While it's hysterically funny, and they deserved what they got for not reading what they copied, don't laugh too much.
As Wikipedia has become successful, the percentage of people who understand _anything_ about Wikipedia is declining.
_We need to educate them._ Somehow.
It would be interesting to have a poll of the people who used Wikipedia in the last week and see how many of them even noticed the the caption "edit this page" or the slogan "the free encyclopedia that anyone can edit." I'd bet that _the majority have not_.
Impossible, you say? Heck, everyone knows about Wikipedia, Colbert jokes about it, nobody would get the joke. Well, not everybody watches Colbert.

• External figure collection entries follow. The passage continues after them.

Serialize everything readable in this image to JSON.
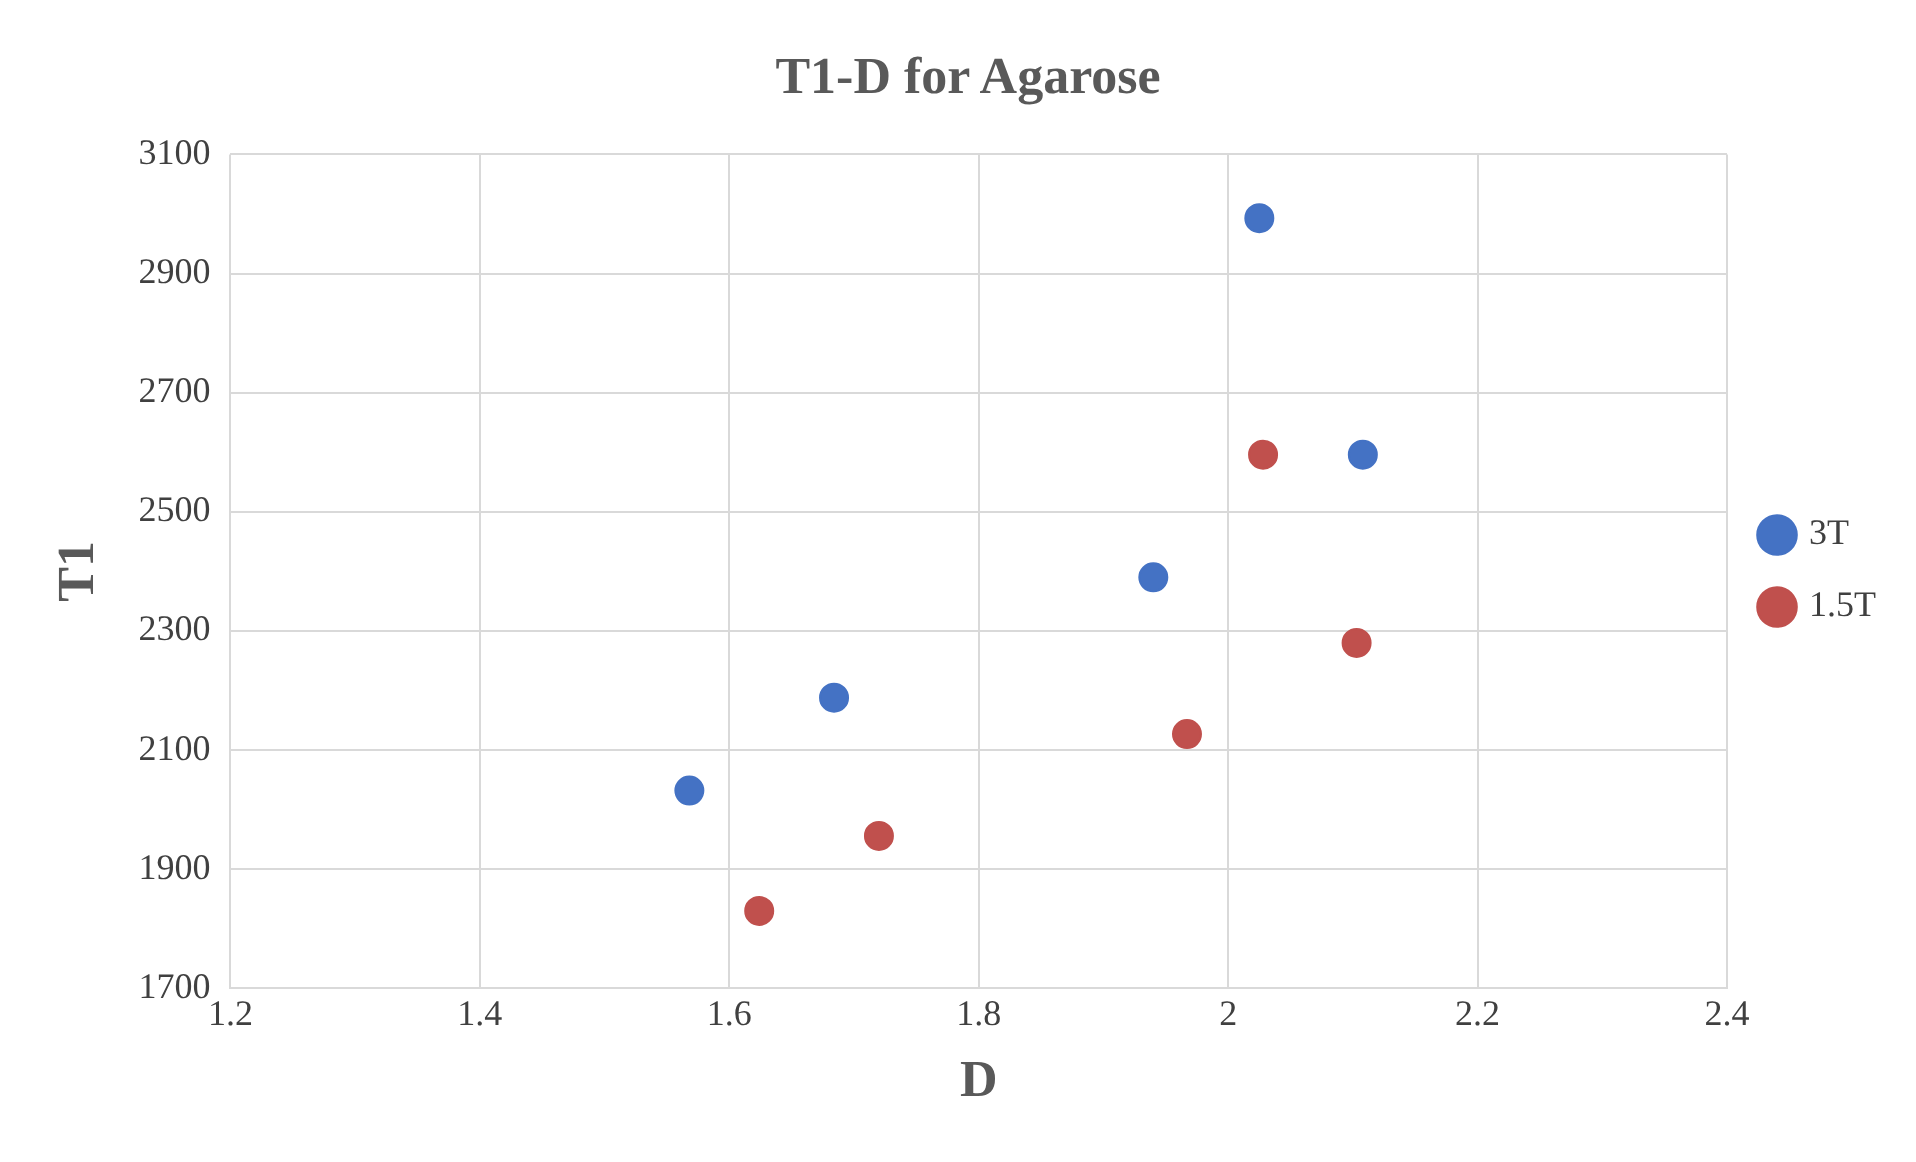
{
  "chart_data": {
    "type": "scatter",
    "title": "T1-D for Agarose",
    "xlabel": "D",
    "ylabel": "T1",
    "xlim": [
      1.2,
      2.4
    ],
    "xticks": [
      1.2,
      1.4,
      1.6,
      1.8,
      2,
      2.2,
      2.4
    ],
    "ylim": [
      1700,
      3100
    ],
    "yticks": [
      1700,
      1900,
      2100,
      2300,
      2500,
      2700,
      2900,
      3100
    ],
    "grid": true,
    "legend": "right",
    "marker": "circle",
    "series": [
      {
        "name": "3T",
        "color": "#4472c4",
        "x": [
          1.568,
          1.684,
          1.94,
          2.025,
          2.108
        ],
        "values": [
          2032,
          2188,
          2390,
          2993,
          2596
        ]
      },
      {
        "name": "1.5T",
        "color": "#c0504d",
        "x": [
          1.624,
          1.72,
          1.967,
          2.028,
          2.103
        ],
        "values": [
          1830,
          1956,
          2127,
          2596,
          2280
        ]
      }
    ]
  }
}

I suspect that at this point in time the vast majority of Wikipedia accesses are via Google. People just type something they want to know, Wikipedia comes up as one of the top links, they click it, they read the article. Many of them _may not even notice that it's in something called Wikipedia_ In some vague way an aura of authority is cast over the article simply by being endorsed, as it were, by Google. People don't consciously think "it must be true or it wouldn't be a high-ranking Google result." The authority is enhanced by Wikipedia's professional-looking appearance.
People don't _seriously link_ about Wikipedia's reliability any more than they think about the reliability of their newspaper. Either they blindly think it must be true because "they" said so, and because "they" are a source other people use. Or, alternatively, perhaps they blindly think their newspaper is a cesspool of political bias and/or that Wikipedia is unreliable, not because they've looked into how their newspaper or Wikipedia work, but because someone they trust told them so.
But the people who believe Wikipedia is unreliable don't use Wikipedia. The problem is with the people who do use Wikipedia.
The percentage of Wikipedia users who say "That sounds odd. Let me check this History just to make sure this isn't a bit of vandalism that hasn't been fixed yet" is probably negligible. (The percentage who even know what the History tab does is probably minuscule).